A 55-year old male from Burlington County developed symptoms of the disease on August 5, including fever, muscle weakness, vomiting and dizziness. He was hospitalized and now is at home recovering. He was exposed while gardening and conducting other outdoor activities around his home.
West Nile Virus has been identified among mosquitos in all New Jersey counties except Cumberland and Salem.
"Most human cases of West Nile virus typically appear from August through October, and residents should be careful to protect themselves by using insect repellant and staying inside during dawn and dusk when mosquitos are most active," said New Jersey Health Commissioner Mary E. O'Dowd.
Additional protection measures include:
- Maintaining screen doors and windows
- Using insect netting on infant carriers and strollers
- Wearing long sleeves and pants whenever possible
"Superstorm Sandy has created many new places for mosquitos to breed, including depressions left by fallen trees and the Department is asking residents to take steps to help limit the mosquito population on their properties by removing standing water where mosquitos may breed," O'Dowd said.

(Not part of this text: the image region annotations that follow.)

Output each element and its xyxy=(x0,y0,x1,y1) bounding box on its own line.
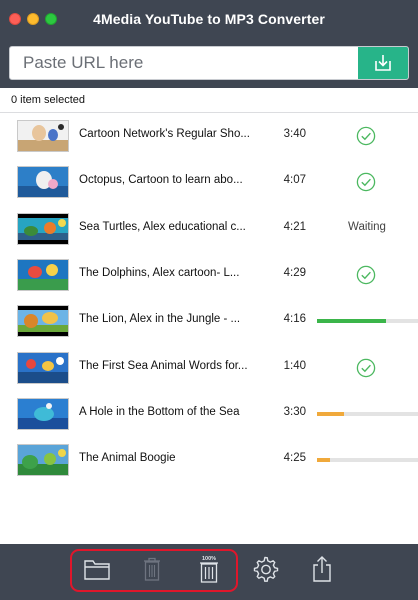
share-icon xyxy=(313,556,331,582)
check-circle-icon xyxy=(356,173,376,192)
selection-bar: 0 item selected xyxy=(0,88,418,113)
status-cell xyxy=(316,159,418,205)
url-box xyxy=(9,46,409,80)
video-duration: 4:07 xyxy=(283,174,306,187)
video-duration: 4:29 xyxy=(283,266,306,279)
list-item[interactable]: The Dolphins, Alex cartoon- L... 4:29 xyxy=(0,252,418,298)
video-title: Sea Turtles, Alex educational c... xyxy=(79,220,246,233)
video-thumbnail xyxy=(17,305,69,338)
trash-all-icon: 100% xyxy=(200,556,218,583)
url-input[interactable] xyxy=(10,47,360,79)
video-title: The First Sea Animal Words for... xyxy=(79,359,248,372)
video-duration: 3:30 xyxy=(283,405,306,418)
progress-bar xyxy=(317,458,418,463)
video-duration: 4:16 xyxy=(283,313,306,326)
video-title: Octopus, Cartoon to learn abo... xyxy=(79,174,243,187)
progress-fill xyxy=(317,458,331,463)
bottom-toolbar: 100% xyxy=(0,544,418,600)
video-thumbnail xyxy=(17,397,69,430)
check-circle-icon xyxy=(356,358,376,377)
video-duration: 1:40 xyxy=(283,359,306,372)
status-cell xyxy=(316,437,418,483)
list-item[interactable]: Cartoon Network's Regular Sho... 3:40 xyxy=(0,113,418,159)
download-button[interactable] xyxy=(358,47,408,79)
selection-count: 0 item selected xyxy=(11,94,85,106)
list-item[interactable]: Octopus, Cartoon to learn abo... 4:07 xyxy=(0,159,418,205)
video-thumbnail xyxy=(17,212,69,245)
delete-button[interactable] xyxy=(136,553,168,585)
list-item[interactable]: A Hole in the Bottom of the Sea 3:30 xyxy=(0,391,418,437)
list-item[interactable]: The First Sea Animal Words for... 1:40 xyxy=(0,345,418,391)
video-duration: 3:40 xyxy=(283,128,306,140)
video-thumbnail xyxy=(17,166,69,199)
video-thumbnail xyxy=(17,444,69,477)
status-cell xyxy=(316,113,418,159)
folder-icon xyxy=(84,560,110,580)
video-duration: 4:25 xyxy=(283,452,306,465)
open-folder-button[interactable] xyxy=(81,553,113,585)
video-title: The Lion, Alex in the Jungle - ... xyxy=(79,313,241,326)
window-title: 4Media YouTube to MP3 Converter xyxy=(93,11,325,27)
progress-bar xyxy=(317,319,418,324)
url-bar xyxy=(0,38,418,88)
video-duration: 4:21 xyxy=(283,220,306,233)
check-circle-icon xyxy=(356,265,376,285)
delete-all-button[interactable]: 100% xyxy=(193,553,225,585)
gear-icon xyxy=(253,556,279,582)
status-cell: Waiting xyxy=(316,206,418,252)
video-title: The Animal Boogie xyxy=(79,452,176,465)
download-icon xyxy=(375,55,391,71)
title-bar: 4Media YouTube to MP3 Converter xyxy=(0,0,418,38)
status-cell xyxy=(316,391,418,437)
video-thumbnail xyxy=(17,120,69,152)
status-cell xyxy=(316,345,418,391)
list-item[interactable]: The Animal Boogie 4:25 xyxy=(0,437,418,483)
status-cell xyxy=(316,252,418,298)
progress-fill xyxy=(317,411,345,416)
export-button[interactable] xyxy=(306,553,338,585)
video-list: Cartoon Network's Regular Sho... 3:40 Oct… xyxy=(0,113,418,544)
video-thumbnail xyxy=(17,258,69,291)
settings-button[interactable] xyxy=(249,553,281,585)
video-title: A Hole in the Bottom of the Sea xyxy=(79,405,240,418)
video-title: The Dolphins, Alex cartoon- L... xyxy=(79,266,240,279)
status-cell xyxy=(316,298,418,344)
list-item[interactable]: The Lion, Alex in the Jungle - ... 4:16 xyxy=(0,298,418,344)
trash-icon xyxy=(144,557,160,581)
check-circle-icon xyxy=(356,126,376,146)
list-item[interactable]: Sea Turtles, Alex educational c... 4:21 Wa… xyxy=(0,206,418,252)
video-thumbnail xyxy=(17,351,69,384)
progress-fill xyxy=(317,319,386,324)
status-text: Waiting xyxy=(348,220,386,233)
progress-bar xyxy=(317,411,418,416)
video-title: Cartoon Network's Regular Sho... xyxy=(79,128,250,140)
svg-text:100%: 100% xyxy=(202,556,216,562)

Tips to limit standing water include:
- Dispose of tin cans, plastic containers, ceramic pots or similar water-holding containers that have accumulated on your property
- Pay special attention to discarded tires that may have accumulated. The used tire has become the most important domestic mosquito producer in this country
- Drill holes in the bottom and elevate recycling containers that are left outdoors
- Clean clogged roof gutters on an annual basis, particularly if the leaves from surrounding trees have a tendency to plug up the drains. Roof gutters are easily overlooked but can produce millions of mosquitoes each season
- Turn over plastic wading pools when not in use. A wading pool becomes a mosquito producer if it is not used on a regular basis
- Turn over wheelbarrows and do not allow water to stagnate in bird baths
- Clean and chlorinate swimming pools that are not being used. A swimming pool that is left untended can produce enough mosquitoes to result in neighborhood-wide complaints. Be aware mosquitoes may even breed in the water that collects on pool covers
If a person thinks they may have WNV infection, they should visit their health care provider for further evaluation and potential testing for WNV. There is no treatment for WNV, and mild to moderate infections usually resolve within 7 to 10 days. More severe infections may require hospitalization and supportive treatment.